Porque ocurre que, como dice Samuel Ramos, somos seres miméticos por excelencia. Y si hemos imitado todo lo demás, ¿por qué no hemos de imitar este movimiento? ¿Es que no hay mujeres entre nosotros? ¿Es que el sahumerio de la abnegación las ha atarantado de tal manera que no se dan cuenta de cuáles son sus condiciones de vida?

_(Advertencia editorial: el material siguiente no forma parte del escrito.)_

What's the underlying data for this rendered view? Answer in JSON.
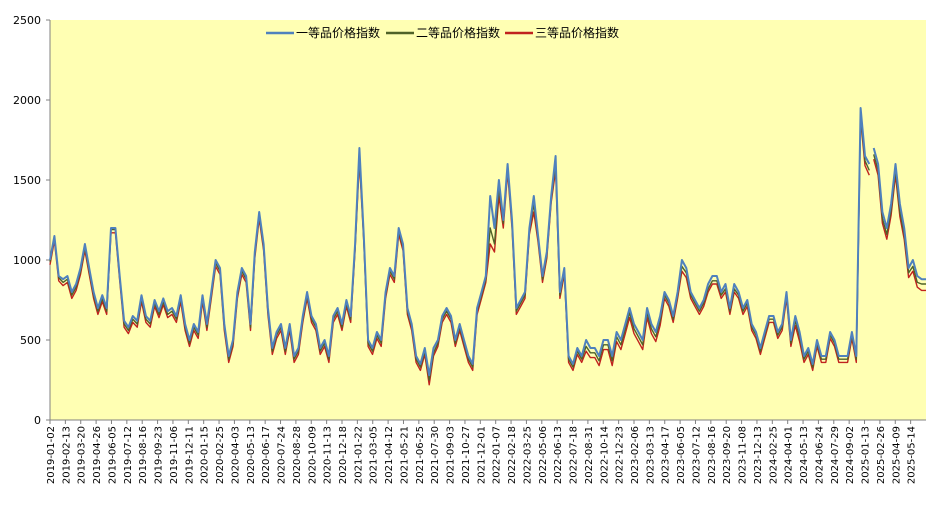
{
  "chart_data": {
    "type": "line",
    "title": "",
    "xlabel": "",
    "ylabel": "",
    "ylim": [
      0,
      2500
    ],
    "y_ticks": [
      0,
      500,
      1000,
      1500,
      2000,
      2500
    ],
    "grid": false,
    "legend_position": "top",
    "plot_background": "#FFFFB3",
    "x_tick_labels": [
      "2019-01-02",
      "2019-02-13",
      "2019-03-20",
      "2019-04-26",
      "2019-06-05",
      "2019-07-12",
      "2019-08-16",
      "2019-09-23",
      "2019-11-06",
      "2019-12-11",
      "2020-01-15",
      "2020-02-25",
      "2020-04-03",
      "2020-05-13",
      "2020-06-17",
      "2020-07-24",
      "2020-08-28",
      "2020-10-09",
      "2020-11-13",
      "2020-12-18",
      "2021-01-22",
      "2021-03-05",
      "2021-04-12",
      "2021-05-21",
      "2021-06-25",
      "2021-07-30",
      "2021-09-03",
      "2021-10-27",
      "2021-12-01",
      "2022-01-07",
      "2022-02-18",
      "2022-03-25",
      "2022-05-06",
      "2022-06-13",
      "2022-07-18",
      "2022-08-31",
      "2022-10-14",
      "2022-12-23",
      "2023-02-06",
      "2023-03-13",
      "2023-04-17",
      "2023-06-05",
      "2023-07-12",
      "2023-08-16",
      "2023-09-20",
      "2023-11-08",
      "2023-12-13",
      "2024-02-25",
      "2024-04-01",
      "2024-05-13",
      "2024-06-24",
      "2024-07-29",
      "2024-09-02",
      "2025-01-13",
      "2025-02-26",
      "2025-04-09",
      "2025-05-14"
    ],
    "series": [
      {
        "name": "一等品价格指数",
        "color": "#4F81BD",
        "values": [
          1000,
          1150,
          900,
          880,
          900,
          800,
          850,
          950,
          1100,
          950,
          800,
          700,
          780,
          700,
          1200,
          1200,
          900,
          620,
          580,
          650,
          620,
          780,
          650,
          620,
          750,
          680,
          760,
          680,
          700,
          650,
          780,
          600,
          500,
          600,
          550,
          780,
          600,
          800,
          1000,
          950,
          600,
          400,
          500,
          800,
          950,
          900,
          600,
          1050,
          1300,
          1100,
          700,
          450,
          550,
          600,
          450,
          600,
          400,
          450,
          650,
          800,
          650,
          600,
          450,
          500,
          400,
          650,
          700,
          600,
          750,
          650,
          1100,
          1700,
          1150,
          500,
          450,
          550,
          500,
          800,
          950,
          900,
          1200,
          1100,
          700,
          600,
          400,
          350,
          450,
          280,
          450,
          500,
          650,
          700,
          650,
          500,
          600,
          500,
          400,
          350,
          700,
          800,
          900,
          1400,
          1200,
          1500,
          1250,
          1600,
          1250,
          700,
          750,
          800,
          1200,
          1400,
          1150,
          900,
          1050,
          1400,
          1650,
          800,
          950,
          400,
          350,
          450,
          400,
          500,
          450,
          450,
          400,
          500,
          500,
          400,
          550,
          500,
          600,
          700,
          600,
          550,
          500,
          700,
          600,
          550,
          650,
          800,
          750,
          650,
          800,
          1000,
          950,
          800,
          750,
          700,
          750,
          850,
          900,
          900,
          800,
          850,
          700,
          850,
          800,
          700,
          750,
          600,
          550,
          450,
          550,
          650,
          650,
          550,
          600,
          800,
          500,
          650,
          550,
          400,
          450,
          350,
          500,
          400,
          400,
          550,
          500,
          400,
          400,
          400,
          550,
          400,
          1950,
          1650,
          1600,
          1700,
          1600,
          1300,
          1200,
          1350,
          1600,
          1350,
          1200,
          950,
          1000,
          900,
          880,
          880
        ]
      },
      {
        "name": "二等品价格指数",
        "color": "#4F6228",
        "values": [
          990,
          1140,
          890,
          860,
          880,
          780,
          830,
          930,
          1080,
          930,
          780,
          680,
          760,
          680,
          1190,
          1190,
          890,
          600,
          560,
          630,
          600,
          760,
          630,
          600,
          730,
          660,
          740,
          660,
          680,
          630,
          760,
          580,
          480,
          580,
          530,
          760,
          580,
          780,
          980,
          930,
          580,
          380,
          480,
          780,
          930,
          880,
          580,
          1030,
          1280,
          1080,
          680,
          430,
          530,
          580,
          430,
          580,
          380,
          430,
          630,
          780,
          630,
          580,
          430,
          480,
          380,
          630,
          680,
          580,
          730,
          630,
          1080,
          1650,
          1130,
          480,
          430,
          530,
          480,
          780,
          930,
          880,
          1180,
          1080,
          680,
          580,
          380,
          330,
          430,
          250,
          420,
          480,
          630,
          680,
          630,
          480,
          580,
          480,
          380,
          330,
          680,
          780,
          880,
          1200,
          1100,
          1450,
          1230,
          1580,
          1230,
          680,
          730,
          780,
          1180,
          1350,
          1130,
          880,
          1030,
          1380,
          1600,
          780,
          930,
          380,
          330,
          430,
          380,
          460,
          420,
          420,
          370,
          470,
          470,
          370,
          520,
          470,
          570,
          670,
          570,
          520,
          470,
          670,
          570,
          520,
          620,
          780,
          730,
          630,
          780,
          960,
          920,
          780,
          730,
          680,
          730,
          820,
          870,
          870,
          780,
          820,
          680,
          820,
          780,
          680,
          730,
          580,
          530,
          430,
          530,
          630,
          630,
          530,
          580,
          780,
          480,
          620,
          520,
          380,
          430,
          330,
          480,
          380,
          380,
          530,
          480,
          380,
          380,
          380,
          530,
          380,
          1900,
          1620,
          1560,
          1660,
          1560,
          1260,
          1160,
          1310,
          1560,
          1300,
          1160,
          920,
          960,
          860,
          850,
          850
        ]
      },
      {
        "name": "三等品价格指数",
        "color": "#C0221E",
        "values": [
          970,
          1120,
          870,
          840,
          860,
          760,
          810,
          910,
          1060,
          910,
          760,
          660,
          740,
          660,
          1170,
          1170,
          870,
          580,
          540,
          610,
          580,
          740,
          610,
          580,
          710,
          640,
          720,
          640,
          660,
          610,
          740,
          560,
          460,
          560,
          510,
          740,
          560,
          760,
          960,
          910,
          560,
          360,
          460,
          760,
          910,
          860,
          560,
          1010,
          1260,
          1060,
          660,
          410,
          510,
          560,
          410,
          560,
          360,
          410,
          610,
          760,
          610,
          560,
          410,
          460,
          360,
          610,
          660,
          560,
          710,
          610,
          1060,
          1620,
          1110,
          460,
          410,
          510,
          460,
          760,
          910,
          860,
          1160,
          1060,
          660,
          560,
          360,
          310,
          410,
          220,
          400,
          460,
          610,
          660,
          610,
          460,
          560,
          460,
          360,
          310,
          660,
          760,
          860,
          1100,
          1050,
          1400,
          1200,
          1550,
          1200,
          660,
          710,
          760,
          1160,
          1300,
          1110,
          860,
          1010,
          1360,
          1560,
          760,
          910,
          360,
          310,
          410,
          360,
          430,
          390,
          390,
          340,
          440,
          440,
          340,
          490,
          440,
          540,
          640,
          540,
          490,
          440,
          640,
          540,
          490,
          590,
          760,
          710,
          610,
          760,
          930,
          890,
          760,
          710,
          660,
          710,
          800,
          850,
          850,
          760,
          800,
          660,
          800,
          760,
          660,
          710,
          560,
          510,
          410,
          510,
          610,
          610,
          510,
          560,
          760,
          460,
          590,
          490,
          360,
          410,
          310,
          460,
          360,
          360,
          510,
          460,
          360,
          360,
          360,
          510,
          360,
          1880,
          1590,
          1530,
          1630,
          1530,
          1230,
          1130,
          1280,
          1530,
          1270,
          1130,
          890,
          930,
          830,
          810,
          810
        ]
      }
    ],
    "gap_index": 189
  }
}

¿Es así como con la aparición de la Virgen de Guadalupe no se hizo nada semejante con otras naciones, aquí la naturaleza femenina es de tal índole que ha logrado la satisfacción de todas sus necesidades y la plenitud de todas sus potencialidades en la sociedad tal como está organizada actualmente? ¿Es que la dosis de su paciencia está garantizada para no agotarse jamás? ¿Es que son tan sensibles al ridículo que prefieren la abyección?

A mí no me gusta hacerla de profetisa pero ésta es una ocasión en que se antoja fungir como tal. (Aparte de que la profecía es uno de los pocos oficios que se consideran propios para señoras histéricas como su segura servidora.) Y yo les advierto que las mujeres mexicanas estamos echando vidrio acerca de lo que hacen nuestras primas y estamos llevando un apunte para cuando sea necesario. Quizá no ahora ni mañana. Porque el ser un parásito (que es eso lo que somos, más que unas víctimas) no deja de tener sus encantos. Pero cuando el desarrollo industrial del país nos obligue a emplearnos en fábricas y oficinas, y a atender la casa y los niños y la apariencia y la vida social y, etcétera, etcétera, etcétera, entonces nos llegará la lumbre a los pasajeros. Cuando desaparezca la última criada, el colchoncito en que ahora reposa nuestra conformidad, aparecerá la primera rebelde furibunda.


Excélsior, 5 de septiembre de 1970, pp. 6A, 9A.